The Book I Was Meant to Write
“This isn’t the book I meant to write… but apparently it’s the book I was meant to write.”
That was the one fresh line I had solidly in mind when I sat down over the summer to rewrite the introduction to The Remembering: Reflections on Love, Art, Faith, Heroes, Grief and Baseball (coming Dec. 6). It came to mind because it’s the truth.
The first draft of The Remembering opened with an introduction that you may never see. It focused mostly on the writer’s journey—a worthy topic, but let’s face it, one that can come off as a bit precious unless you do it really really really well (like, say, Anne Lamott).
When I started assembling the collection of essays that ended up forming the skeleton of The Remembering, I thought I knew what the book would look like when it was fleshed out. Once I had a basic framework in place, with the essays grouped into four chronological sections, it was a matter of writing pithy, clever introductions to each section, waxing witty about this or that aspect of the pieces just ahead, basically vamping with hors d’oeuvres until the reader got to the main course—the essays.

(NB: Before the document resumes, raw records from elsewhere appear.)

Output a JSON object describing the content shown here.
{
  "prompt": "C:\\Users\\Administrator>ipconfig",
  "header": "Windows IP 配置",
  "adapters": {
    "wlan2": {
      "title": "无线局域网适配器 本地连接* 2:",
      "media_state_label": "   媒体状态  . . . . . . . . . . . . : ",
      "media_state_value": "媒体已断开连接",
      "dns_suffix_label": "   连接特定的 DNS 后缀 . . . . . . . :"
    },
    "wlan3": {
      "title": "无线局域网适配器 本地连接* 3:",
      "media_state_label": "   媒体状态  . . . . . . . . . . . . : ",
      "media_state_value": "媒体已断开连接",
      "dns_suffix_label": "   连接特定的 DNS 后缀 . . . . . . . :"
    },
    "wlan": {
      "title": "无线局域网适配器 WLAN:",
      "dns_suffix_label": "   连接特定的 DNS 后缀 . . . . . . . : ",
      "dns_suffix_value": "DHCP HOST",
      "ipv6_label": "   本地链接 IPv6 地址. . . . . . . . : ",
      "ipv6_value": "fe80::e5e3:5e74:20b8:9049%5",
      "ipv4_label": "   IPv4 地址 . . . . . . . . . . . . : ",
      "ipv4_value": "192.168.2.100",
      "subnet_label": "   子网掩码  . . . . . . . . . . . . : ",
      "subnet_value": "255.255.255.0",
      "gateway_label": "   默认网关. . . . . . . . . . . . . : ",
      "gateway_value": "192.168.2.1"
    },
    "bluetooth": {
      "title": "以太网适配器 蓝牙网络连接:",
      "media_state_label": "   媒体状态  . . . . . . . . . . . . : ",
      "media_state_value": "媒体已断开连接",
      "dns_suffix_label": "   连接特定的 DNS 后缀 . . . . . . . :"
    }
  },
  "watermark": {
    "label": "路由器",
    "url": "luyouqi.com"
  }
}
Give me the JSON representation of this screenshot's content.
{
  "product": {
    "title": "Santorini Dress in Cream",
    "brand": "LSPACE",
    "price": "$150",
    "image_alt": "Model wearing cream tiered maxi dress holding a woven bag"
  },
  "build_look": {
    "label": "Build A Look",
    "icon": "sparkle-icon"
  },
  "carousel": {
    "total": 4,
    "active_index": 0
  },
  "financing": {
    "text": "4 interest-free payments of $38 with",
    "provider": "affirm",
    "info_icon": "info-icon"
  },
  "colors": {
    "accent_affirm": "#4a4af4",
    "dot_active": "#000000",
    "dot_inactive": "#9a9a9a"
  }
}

At a certain point in the writing process, though, I came to realize that my initial vision had it exactly backwards: the introductory pieces were the main course, and the essays the tasty bites in between. My goal with the new writing I was adding had been to provide context for what lay ahead, but the process taught me that the context—the events in my life that shaped and informed the essays—was in fact the story this book wanted to tell. Which meant in turn that the book was something fundamentally different; neither an essay collection nor, strictly speaking, a memoir, but an unusual hybrid.